- New treatment approach to correct underlying defect in Class I mutations
- New compound targeting the cell's in-built quality control system
- Potential to boost the effect of Ataluren when given in combination
Our research strategy includes a commitment to backing transformational science to correct the basic defect in cystic fibrosis. This grant has been awarded to Professor Carl Smythe of the University of Sheffield to fund early stage work to address the underlying genetic defect in Class I mutations.
Also known as 'stop' or ‘nonsense' mutations, Class I mutations account for approximately 10% of the world's cystic fibrosis population.
To make a protein like CFTR (which is faulty in people with cystic fibrosis) the cell makes copies of the gene from the DNA. It sends these to a special 'cellular factory' called the ribosome, where it is read like a set of instructions to produce the protein. In the nonsense mutation a 'full stop' appears in the middle of the DNA instructions and it is reproduced in the copy, which prevents the instructions being read all the way through.
A quality control system called Nonsense Mediated Decay (NMD) detects this full stop and destroys most of the defective copies.
As a result, very few sets of instructions for the protein ever make it to the 'factory', and those which do make it through can't be used because the full stop means the 'factory' stops following the instructions at that point.

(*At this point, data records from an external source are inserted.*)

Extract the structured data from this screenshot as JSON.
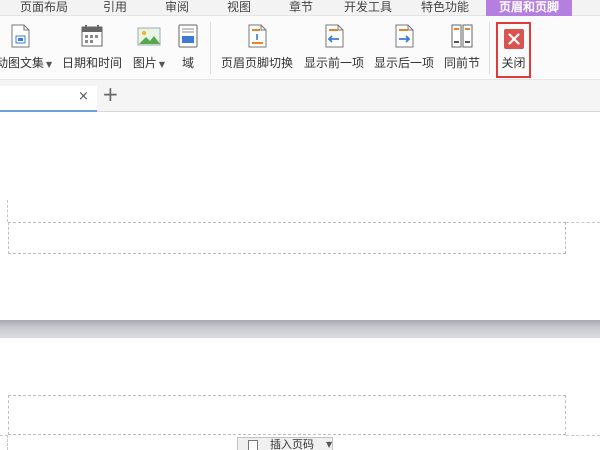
{
  "menu_tabs": [
    "页面布局",
    "引用",
    "审阅",
    "视图",
    "章节",
    "开发工具",
    "特色功能",
    "页眉和页脚"
  ],
  "ribbon": {
    "buttons": [
      {
        "label": "动图文集",
        "icon": "doc-field-icon",
        "dropdown": true
      },
      {
        "label": "日期和时间",
        "icon": "calendar-icon"
      },
      {
        "label": "图片",
        "icon": "picture-icon",
        "dropdown": true
      },
      {
        "label": "域",
        "icon": "field-icon"
      },
      {
        "label": "页眉页脚切换",
        "icon": "header-footer-switch-icon"
      },
      {
        "label": "显示前一项",
        "icon": "show-previous-icon"
      },
      {
        "label": "显示后一项",
        "icon": "show-next-icon"
      },
      {
        "label": "同前节",
        "icon": "same-as-previous-icon"
      },
      {
        "label": "关闭",
        "icon": "close-icon"
      }
    ]
  },
  "doc_tab": {
    "close": "×",
    "add": "+"
  },
  "footer_bar": {
    "insert_page_number": "插入页码"
  },
  "colors": {
    "active_tab": "#b57fe0",
    "close_red": "#d9534f",
    "highlight_frame": "#e03a3a",
    "tab_accent": "#6c9fe0"
  }
}
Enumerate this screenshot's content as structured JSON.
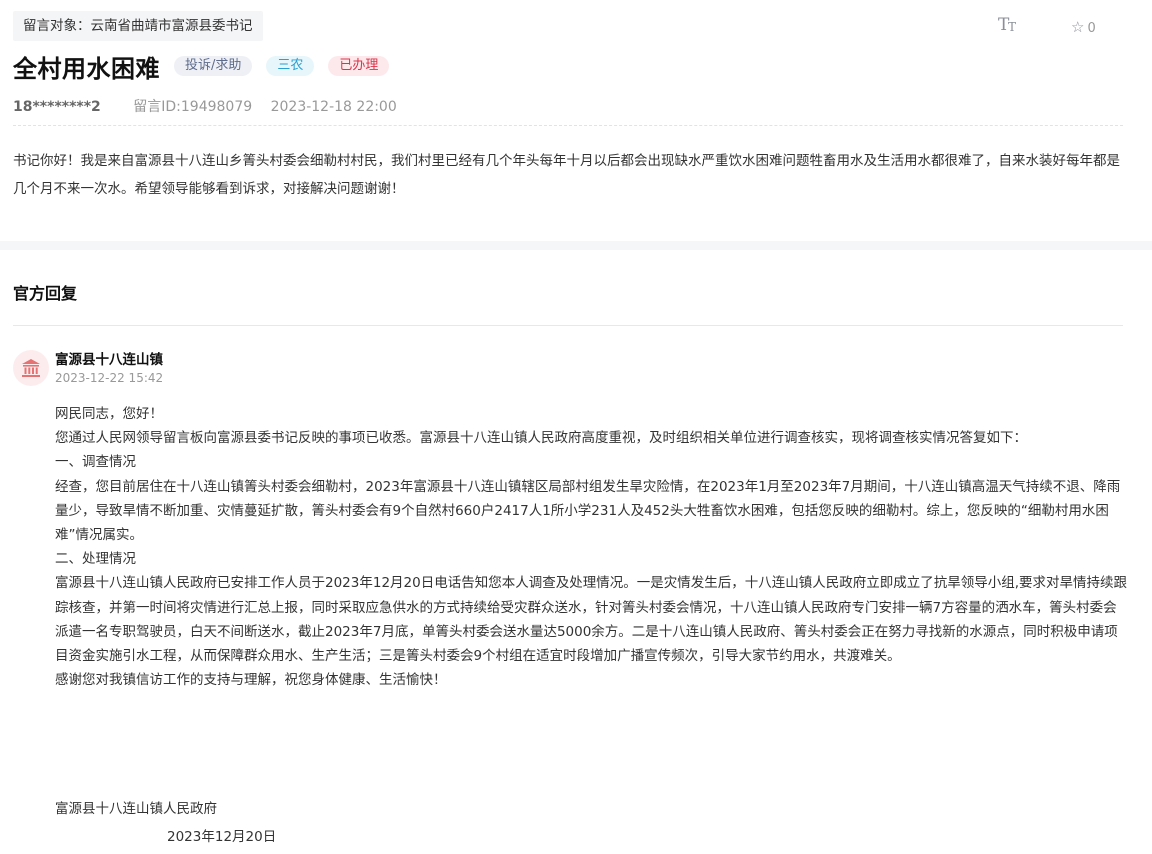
{
  "message": {
    "target_label": "留言对象：云南省曲靖市富源县委书记",
    "title": "全村用水困难",
    "tags": {
      "type": "投诉/求助",
      "domain": "三农",
      "status": "已办理"
    },
    "user": "18********2",
    "message_id": "留言ID:19498079",
    "datetime": "2023-12-18 22:00",
    "favorite_count": "0",
    "body": "书记你好！我是来自富源县十八连山乡箐头村委会细勒村村民，我们村里已经有几个年头每年十月以后都会出现缺水严重饮水困难问题牲畜用水及生活用水都很难了，自来水装好每年都是几个月不来一次水。希望领导能够看到诉求，对接解决问题谢谢！"
  },
  "icons": {
    "font_size": "text-size-icon",
    "favorite": "star-outline-icon",
    "org_avatar": "government-building-icon"
  },
  "colors": {
    "tag_type_text": "#5e6c8c",
    "tag_domain_text": "#2a9fd1",
    "tag_status_text": "#d7354a",
    "avatar_icon": "#e57373"
  },
  "reply": {
    "heading": "官方回复",
    "org_name": "富源县十八连山镇",
    "datetime": "2023-12-22 15:42",
    "paragraphs": [
      "网民同志，您好！",
      "您通过人民网领导留言板向富源县委书记反映的事项已收悉。富源县十八连山镇人民政府高度重视，及时组织相关单位进行调查核实，现将调查核实情况答复如下：",
      "一、调查情况",
      "经查，您目前居住在十八连山镇箐头村委会细勒村，2023年富源县十八连山镇辖区局部村组发生旱灾险情，在2023年1月至2023年7月期间，十八连山镇高温天气持续不退、降雨量少，导致旱情不断加重、灾情蔓延扩散，箐头村委会有9个自然村660户2417人1所小学231人及452头大牲畜饮水困难，包括您反映的细勒村。综上，您反映的“细勒村用水困难”情况属实。",
      "二、处理情况",
      "富源县十八连山镇人民政府已安排工作人员于2023年12月20日电话告知您本人调查及处理情况。一是灾情发生后，十八连山镇人民政府立即成立了抗旱领导小组,要求对旱情持续跟踪核查，并第一时间将灾情进行汇总上报，同时采取应急供水的方式持续给受灾群众送水，针对箐头村委会情况，十八连山镇人民政府专门安排一辆7方容量的洒水车，箐头村委会派遣一名专职驾驶员，白天不间断送水，截止2023年7月底，单箐头村委会送水量达5000余方。二是十八连山镇人民政府、箐头村委会正在努力寻找新的水源点，同时积极申请项目资金实施引水工程，从而保障群众用水、生产生活；三是箐头村委会9个村组在适宜时段增加广播宣传频次，引导大家节约用水，共渡难关。",
      "感谢您对我镇信访工作的支持与理解，祝您身体健康、生活愉快！"
    ],
    "signature_org": "富源县十八连山镇人民政府",
    "signature_date": "2023年12月20日"
  }
}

Professor Smythe is working on a new compound to partially block the quality control system from catching and destroying the defective copies, so that more reach the 'factory'.
An oral drug called Ataluren is currently being developed by PTC Therapeutics to treat people who have nonsense mutations. The drug works at the 'factory' level, ignoring the full stop so that the full set of instructions is followed and the complete CFTR protein is made. However, it is thought the drug is not as effective as it could be because so much of the defective ‘copy’ with the instructions has already been destroyed earlier in the process by the quality control system.
This grant aims to demonstrate that the new compound allows more of the defective copy to escape the quality control system, so that more sets of instructions for the CFTR protein can be read when Ataluren helps the process in the 'factory'.
Professor Carl Smythe said: "We are delighted the Cystic Fibrosis Trust has provided this opportunity for us to investigate the efficacy of our novel compound targeting cells' in-built quality control systems to facilitate the action of Ataluren. We are extremely grateful to the many donors who have made this opportunity possible."
Professor Smythe is a leading expert in cell biology with a particular focus on intra-cellular surveillance and quality control systems. He normally works in areas related to cancer and this is the first time he has applied his expertise and pioneering techniques to cystic fibrosis.
The Trust is pleased to support this world-class project because it pioneers a new approach to restoring working CFTR in cells with this kind of mutation and, if successful, it will set a clear path for developing a new treatment. The grant reflects our ambition to attract top-class scientists from other disciplines into cystic fibrosis research to facilitate a broader range of novel and creative approaches.
* Image above shows senior scientific officer Dr Richard Beniston using the University of Sheffield's state of the art OrbiTrap mass spectrometer. The team aims to use their mass spectrometer to investigate their compound's effect on the production of complete CFTR protein.